I saw quality measure architecture and workflows. I liked seeing that. I
wanted to see here is the way it should be but I don’t know if we are
there yet or not. But I think that is what Harry wants to see is what should we
be working for. How did we make this happen? How do we aggregate quality
measures for effective change? Provider information for clinical decisions and
for patient choices.

Another theme. Is there a financial reward system that promotes/rewards,
quality improvement and coordination of care? I don’t know. Should we
focus on is the mean greater than the bar or should we focus on is the
distribution changing? The percentage of patients who are below the bar,
percentage of patients who are above the bar. Are we moving toward more and
more above the bar? The bar is wherever we set it.
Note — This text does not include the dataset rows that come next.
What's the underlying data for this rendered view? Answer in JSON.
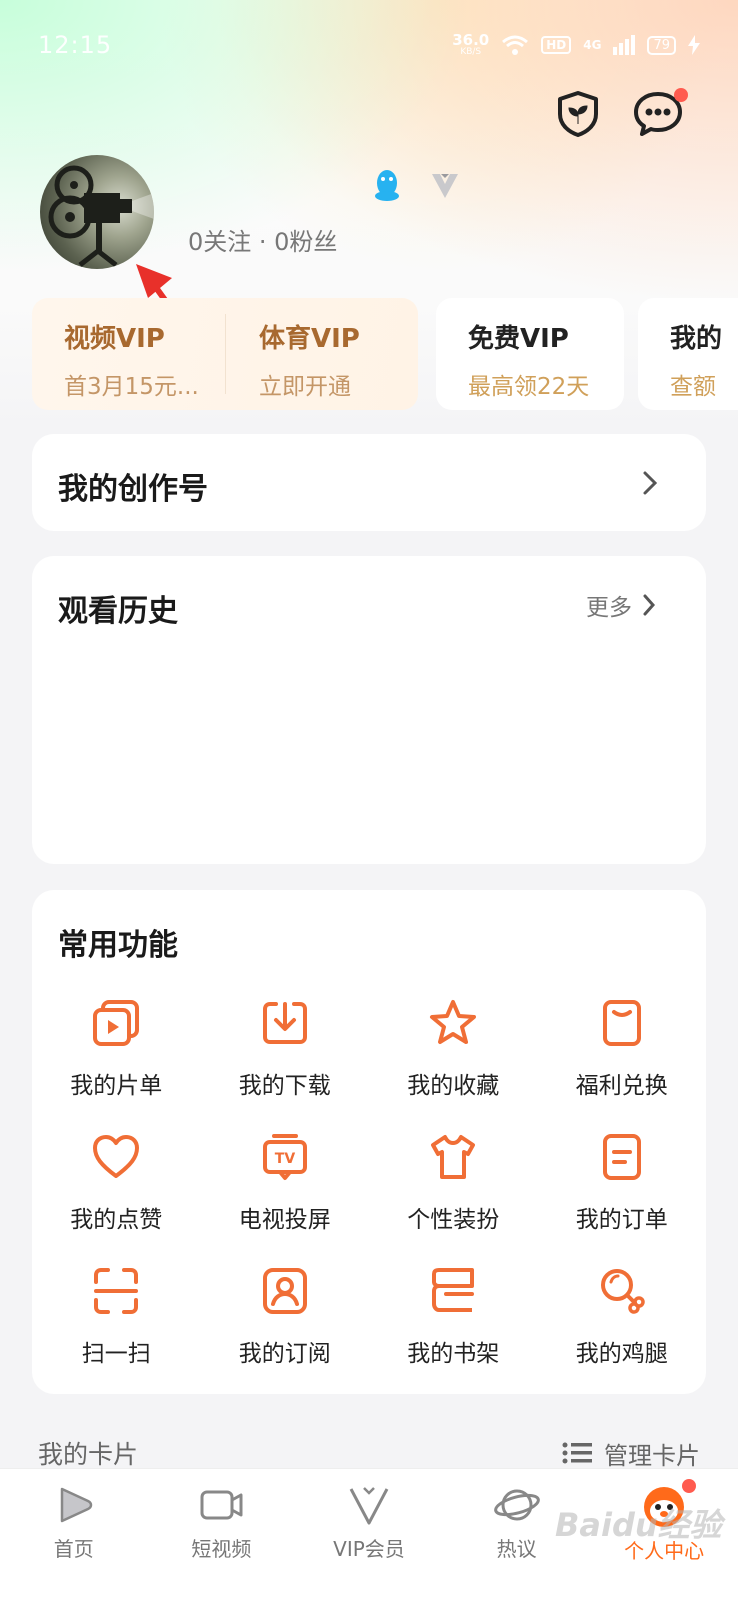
{
  "status_bar": {
    "time": "12:15",
    "net_speed": "36.0",
    "net_unit": "KB/S",
    "hd": "HD",
    "signal": "4G",
    "battery": "79"
  },
  "profile": {
    "stats": "0关注 · 0粉丝"
  },
  "vip_cards": [
    {
      "title": "视频VIP",
      "sub": "首3月15元..."
    },
    {
      "title": "体育VIP",
      "sub": "立即开通"
    },
    {
      "title": "免费VIP",
      "sub": "最高领22天"
    },
    {
      "title": "我的",
      "sub": "查额"
    }
  ],
  "creator": {
    "title": "我的创作号"
  },
  "history": {
    "title": "观看历史",
    "more": "更多"
  },
  "functions": {
    "title": "常用功能",
    "items": [
      {
        "label": "我的片单",
        "icon": "playlist-icon"
      },
      {
        "label": "我的下载",
        "icon": "download-icon"
      },
      {
        "label": "我的收藏",
        "icon": "star-icon"
      },
      {
        "label": "福利兑换",
        "icon": "gift-card-icon"
      },
      {
        "label": "我的点赞",
        "icon": "heart-icon"
      },
      {
        "label": "电视投屏",
        "icon": "tv-cast-icon"
      },
      {
        "label": "个性装扮",
        "icon": "tshirt-icon"
      },
      {
        "label": "我的订单",
        "icon": "order-icon"
      },
      {
        "label": "扫一扫",
        "icon": "scan-icon"
      },
      {
        "label": "我的订阅",
        "icon": "subscribe-icon"
      },
      {
        "label": "我的书架",
        "icon": "bookshelf-icon"
      },
      {
        "label": "我的鸡腿",
        "icon": "drumstick-icon"
      }
    ]
  },
  "my_cards": {
    "title": "我的卡片",
    "manage": "管理卡片"
  },
  "nav": [
    {
      "label": "首页",
      "icon": "home-play-icon"
    },
    {
      "label": "短视频",
      "icon": "short-video-icon"
    },
    {
      "label": "VIP会员",
      "icon": "vip-v-icon"
    },
    {
      "label": "热议",
      "icon": "planet-icon"
    },
    {
      "label": "个人中心",
      "icon": "mascot-icon"
    }
  ],
  "colors": {
    "accent": "#ff6a1a",
    "vip_gold": "#a8692f"
  },
  "watermark": "Baidu经验"
}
We have a transition coming up, a transition from quality measures to other
quality measures to performance measures. We need to keep track of the data
elements and their attributes. We need to get into different versions of code
sets and this is over time. This is not just in the next three or four years.
We are having changes in coding systems. How do we handle that and does that
impact – do our measures mean the same thing? Do we have the same validity
as we carry across these changes?

I have already covered the social networking. Maybe a social network is I am
a patient and instead of giving me a disc, can you email this to this Google
group? Can you email it to my primary care physician so that he can get on the
ball and find the best specialist and get me some answers very quickly? It
starts to pull everybody together as a team and with some accurate information
and then maybe physicians come back and say, you know I really need this
additional information. And the tingling at the end of the fingers, is it
grossly swollen? That is what the military doctor said. I need to know that
before I can do anything.

DR. CARR: Well, thank you everyone. Thank you for calling the question here
because I think it really helps us to focus on the job that we set out to do.
With that I think we will call it a day and we resume tomorrow morning at nine.

(Whereupon, the meeting adjourned at 5:35 p.m.)